Legal BERTimbau: Portuguese Legal Language Model
Property | Value |
---|---|
Parameter Count | 334M |
License | MIT |
Language | Portuguese |
Framework | PyTorch, Transformers |
Primary Task | Sentence Similarity |
What is bert-large-portuguese-cased-legal-mlm-nli-sts-v1?
This is a specialized BERT model designed specifically for Portuguese legal text analysis. Built upon the BERTimbau architecture, it has been extensively trained on legal documents and optimized for semantic similarity tasks. The model maps sentences and paragraphs to a 1024-dimensional dense vector space, making it particularly effective for clustering and semantic search applications in legal contexts.
Implementation Details
The model underwent a comprehensive training process including MLM training on 30,000 legal documents with 15,000 training steps, followed by NLI training and fine-tuning for Semantic Textual Similarity using multiple datasets including ASSIN, ASSIN2, and STSB multi_mt.

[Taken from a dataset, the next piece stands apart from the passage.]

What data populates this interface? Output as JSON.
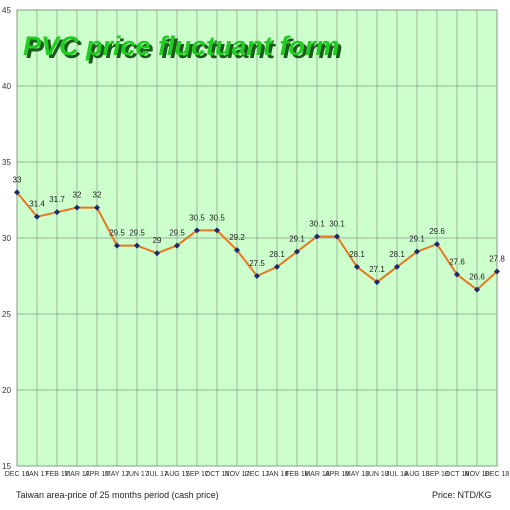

- Masked Language Model training with 1e-5 learning rate
- NLI training with 16 batch size and 2e-5 learning rate
- STS fine-tuning with specialized legal datasets
- 1024-dimensional output embeddings
Core Capabilities
- Semantic similarity computation for legal texts
- Dense vector representation of legal documents
- Support for both sentence-transformers and HuggingFace implementations
- High performance on Portuguese legal document analysis
Frequently Asked Questions
Q: What makes this model unique?
This model is specifically optimized for Portuguese legal text analysis, combining the power of BERT architecture with domain-specific training on legal documents. It achieves impressive correlation scores on various benchmark datasets, with Pearson correlations ranging from 0.77 to 0.83.
Q: What are the recommended use cases?
The model is ideal for legal document analysis tasks including semantic search in legal databases, document similarity comparison, and legal text clustering. It's particularly well-suited for applications in Portuguese legal institutions and research.